Minuet in MG is a three-story stack of black filing cabinets with an entire 1974 MG Midget sports car, steamrolled and shredded into 1,622 pieces, filed inside. The pieces are filed by weight, punnily reducing an MG to mgs, conflating word and form. The piece mocks our Aristotelian urge to order the world by transforming this car into nonfunctional scraps of metal classified in a useless way. Our normal conception of a car as the sum of its functional parts (tailpipe, fender, etc.) is subverted; instead, the car is reduced to more or less equivalent hunks of metal. Difference has given way to similarity as the parts revert back into the elemental raw material out of which they arose, completing the life cycle of the car.


While Minuet deconstructs, RowB, Plot 33 reconstructs. Yates bought a cemetery plot in Mount Shasta, California, excavated its six tons of dirt and replaced the sacred ground with fill dirt. He hauled the plot to San Francisco and piled it on the gallery floor next to a concrete coffin liner. Over a number of weeks, Yates molded the dirt into 144 cubes (one cubic foot each) and stacked them in rows on top of the coffin liner. A small photograph of the empty grave site hung nearby. Together, photo and sculpture enact a complementary dynamic of presence and absence, making the void solid, transforming the abyss of death into a concrete object. This piece is a sobering foretaste of being six feet (or, more precisely, 144 cubic feet) under and a six-ton manifestation of the psychological weight of death.

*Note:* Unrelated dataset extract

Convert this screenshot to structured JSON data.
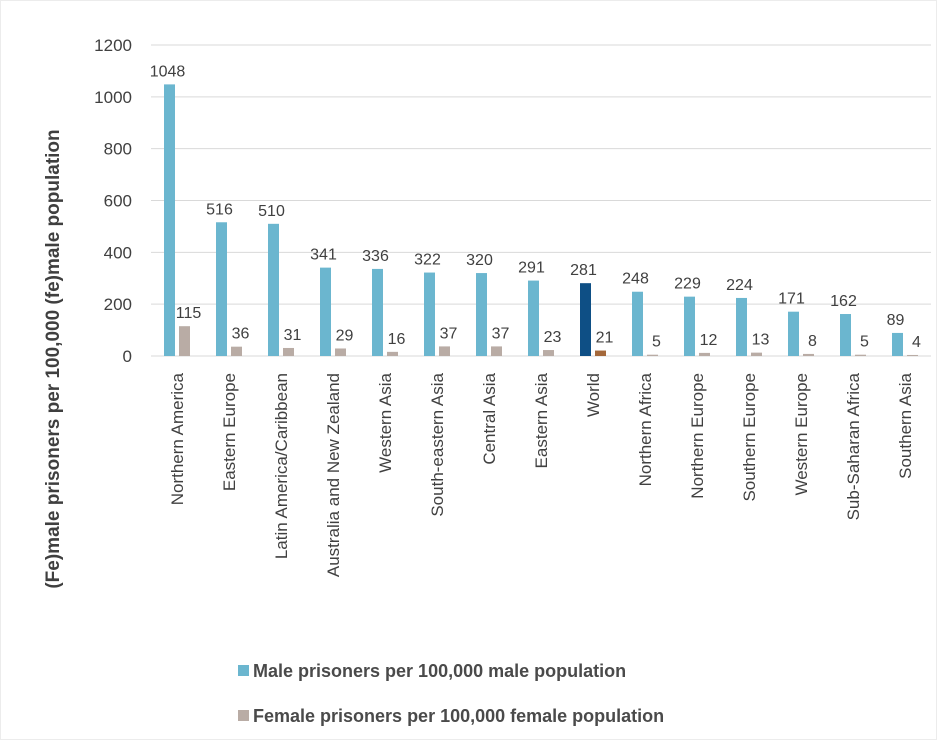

Taking his artistic investigation of death to the extreme, Yates advertised in a local newspaper: “Donate your ashes to art.” Surprisingly, someone responded. Yates created Vern, a “portrait” of Mr. Vernon Koski using the man’s cremated remains on canvas. This project commemorates the life of Koski (himself a painter), but also puts death radically on display by bringing into the gallery context someone who is already on the other side, adding a whole new twist to the discourse on body art. Here we come full circle back to Minuet. Vern and Minuet both explore the reduction of complex entities (man and car) back to their original materials: ashes to ashes, metal to metal. For Yates, it seems no materials are too mundane—or too sacred—to be enlisted in the service of art.